Eines Tages erfährt Shell, der nicht mehr zur Schule geht, weil es nichts bringt und die Sonderschule zu weit entfernt ist, dass seine ältere Schwester ihn abholen will, um sich um ihn zu kümmern und ihm eine gute Ausbildung zu verschaffen. Doch das will Shell nicht. Überhaupt nicht. Und darum haut er ab... In seinem selbstgewählten Exil trifft er auf das Mädchen Vivianne, die seine Königin wird und durch die er das lernt, was er sich so sehnlich wünscht: das Erwachsenwerden.
Es hat mich berührt, wie es dem Autor gelingt, die Welt von Shell in Worte zu fassen und ihr einen ganz eigenen, liebevollen Klang zu geben. Allerdings hat mich die Geschichte mit Vivianne, sein einsames und karges Exil ohne Essen und Trinken und auch das Ende des Romans nicht ganz überzeugen können.

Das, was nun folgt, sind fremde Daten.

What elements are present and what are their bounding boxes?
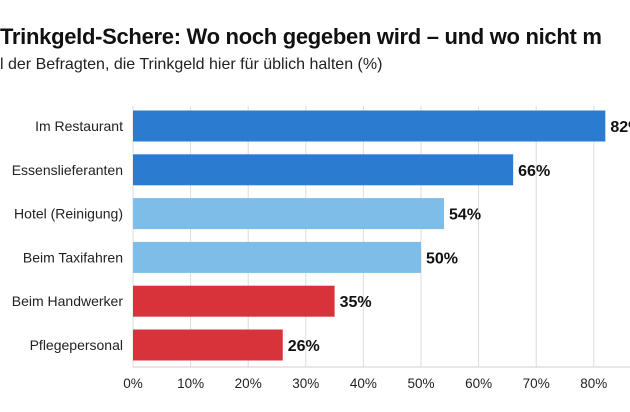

In „Vater Unser“ geht es um Eva Gruber, die sich unter dem Vorwand eine Kindergartenklasse ermordet zu haben, in eine psychiatrische Anstalt einweisen lässt, in der auch ihr magersüchtiger Bruder Bernhard ist. Allerdings ist Eva selbst nicht ganz „normal“: fernab von jeglichem Empathievermögen und gesellschaftlich adäquatem Verhalten manipuliert sie ihre Mitmenschen zugunsten ihrer eigenen Zwecke. Gleichzeitig ist sie zutiefst fragil, verängstigt und hilfsbedürftig, sodass man sie beim Lesen oft gerne mal in den Arm nehmen würde.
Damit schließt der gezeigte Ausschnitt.